I got home from my first real training run, and say what? My left forearm was burning as though I had just done 10 000 wall climbs (slight exaggeration). But seriously... Why does it burn? I was running the slowest I had ever ran in my life to try and stay in HRZ 2, so what was the deal here?

My guess is that maybe my fingers weren't as loose as they should have been. I was probably holding them wide open, and using those tendons in my forearms to do so.  Interesting...
This odd occurence is something I'll have to pay attention to tomorrow.

As for the running, it was surprisingly comfortable. I unfortunately do not have a heart rate monitor, I just judge my exertion by how I feel, and my speed (or lack of). For 37 minutes I averaged a 10 minute mile, which was about smack in the middle of my SP Zone 1. Over the course of that 37 minutes I ran 5 km, roughly 3.2 miles. My legs got kind of tired after about 2 miles, and my speed went from 9:30 mile to a 10:05 mile over the course of the next few miles.

While that speed isn't overbearingly slow, I found it interesting. I found it interesting at how sweaty I was (I'm not used to the 24 C weather), and how relatively refreshed I felt.
Just a few weeks ago, before getting Eric's book, I would just head out and hit as many hills as I could as fast as I could. Which usually translated into at least 4 large hills, and most of the in between stuff rolling hills, over the course of about 3-4 km. Those runs would take me about 18-20 minutes. After doing a few of those runs I ran a 5k race - here's the shocker - in 22:50. And I wasn't even all that tired after it! So this new-to-me slow approach to running is odd, but it defintely has its advantages.

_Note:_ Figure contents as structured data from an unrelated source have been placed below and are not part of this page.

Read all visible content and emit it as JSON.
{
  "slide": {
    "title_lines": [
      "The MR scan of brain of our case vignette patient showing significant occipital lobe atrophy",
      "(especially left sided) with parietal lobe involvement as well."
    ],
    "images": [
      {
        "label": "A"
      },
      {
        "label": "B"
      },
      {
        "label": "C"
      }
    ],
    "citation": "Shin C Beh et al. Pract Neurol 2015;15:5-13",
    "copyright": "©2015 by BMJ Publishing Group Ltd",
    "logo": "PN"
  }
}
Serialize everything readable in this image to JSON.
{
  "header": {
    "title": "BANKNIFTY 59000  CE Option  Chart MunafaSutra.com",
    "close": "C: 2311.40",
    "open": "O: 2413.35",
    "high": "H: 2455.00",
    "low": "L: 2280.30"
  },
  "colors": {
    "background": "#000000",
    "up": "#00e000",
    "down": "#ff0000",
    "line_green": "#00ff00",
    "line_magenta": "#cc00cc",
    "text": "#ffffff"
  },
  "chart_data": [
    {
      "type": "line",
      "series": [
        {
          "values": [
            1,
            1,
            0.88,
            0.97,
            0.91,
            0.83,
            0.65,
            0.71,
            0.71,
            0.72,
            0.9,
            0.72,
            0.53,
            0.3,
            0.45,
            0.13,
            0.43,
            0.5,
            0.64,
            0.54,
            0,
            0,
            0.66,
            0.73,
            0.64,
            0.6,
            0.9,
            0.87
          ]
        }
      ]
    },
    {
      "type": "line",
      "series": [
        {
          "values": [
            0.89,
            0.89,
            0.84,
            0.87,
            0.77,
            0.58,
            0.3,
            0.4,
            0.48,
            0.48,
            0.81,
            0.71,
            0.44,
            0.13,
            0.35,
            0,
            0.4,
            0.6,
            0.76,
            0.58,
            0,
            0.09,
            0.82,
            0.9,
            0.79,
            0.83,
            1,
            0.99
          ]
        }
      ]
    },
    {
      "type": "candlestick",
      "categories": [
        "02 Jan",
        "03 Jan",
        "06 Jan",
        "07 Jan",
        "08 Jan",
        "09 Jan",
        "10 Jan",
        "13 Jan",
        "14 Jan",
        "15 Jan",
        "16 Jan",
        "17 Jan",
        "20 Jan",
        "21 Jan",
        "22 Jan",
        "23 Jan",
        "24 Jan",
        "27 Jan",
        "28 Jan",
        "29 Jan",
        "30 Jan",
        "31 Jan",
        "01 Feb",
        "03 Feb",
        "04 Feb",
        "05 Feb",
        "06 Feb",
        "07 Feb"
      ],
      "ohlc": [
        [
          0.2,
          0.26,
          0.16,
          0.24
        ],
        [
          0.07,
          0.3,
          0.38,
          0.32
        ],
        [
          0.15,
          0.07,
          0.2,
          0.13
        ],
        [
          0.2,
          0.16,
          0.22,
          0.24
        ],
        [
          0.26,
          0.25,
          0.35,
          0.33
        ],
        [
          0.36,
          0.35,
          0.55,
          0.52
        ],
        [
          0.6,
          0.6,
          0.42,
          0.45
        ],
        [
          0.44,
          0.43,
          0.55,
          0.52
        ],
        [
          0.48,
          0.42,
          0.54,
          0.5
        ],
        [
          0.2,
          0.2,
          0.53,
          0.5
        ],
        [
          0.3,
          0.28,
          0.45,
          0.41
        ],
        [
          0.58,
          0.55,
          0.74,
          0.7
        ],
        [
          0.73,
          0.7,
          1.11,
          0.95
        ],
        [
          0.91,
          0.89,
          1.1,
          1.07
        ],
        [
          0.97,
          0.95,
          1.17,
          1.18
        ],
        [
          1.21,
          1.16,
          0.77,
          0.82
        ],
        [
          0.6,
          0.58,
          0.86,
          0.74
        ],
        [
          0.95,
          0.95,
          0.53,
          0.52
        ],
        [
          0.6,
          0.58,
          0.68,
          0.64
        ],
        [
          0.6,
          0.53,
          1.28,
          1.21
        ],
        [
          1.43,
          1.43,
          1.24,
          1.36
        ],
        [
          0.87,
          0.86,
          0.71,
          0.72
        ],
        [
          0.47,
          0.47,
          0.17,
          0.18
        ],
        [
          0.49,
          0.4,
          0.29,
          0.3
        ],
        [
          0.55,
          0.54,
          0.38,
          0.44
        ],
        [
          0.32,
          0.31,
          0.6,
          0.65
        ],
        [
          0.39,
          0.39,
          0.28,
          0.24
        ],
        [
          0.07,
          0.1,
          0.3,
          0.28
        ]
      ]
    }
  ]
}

You see, what lead my to seek out knowledge on ultra distance running was that my knees were getting sore after only 3km of running after about 2 weeks of my all out hill-ridden runs. I was running too fast, and too difficult of terrain for my legs to handle safely. My shoes certainly did not, and continue to not, help out with my knees. They're shoes I bought several years ago before I ran a lot, and they have tons of arch support, a big ol' heal, and a massive drop of around 15mm. I knew that there were people who ran massive distances with little to no knee pain, so I started looking. I found Eric's book, and its been a great help. On Saturday I ran about 7km at a slow pace, and my knees felt relatively good. They were a bit sore, but I think that had more to do with a bad landing out of a front flip that put ALOT of strain on my knees earlier on that day. After a day of rest, and another 5km, no knee pain. This is wonderful! There is definitely something to be said for slow running.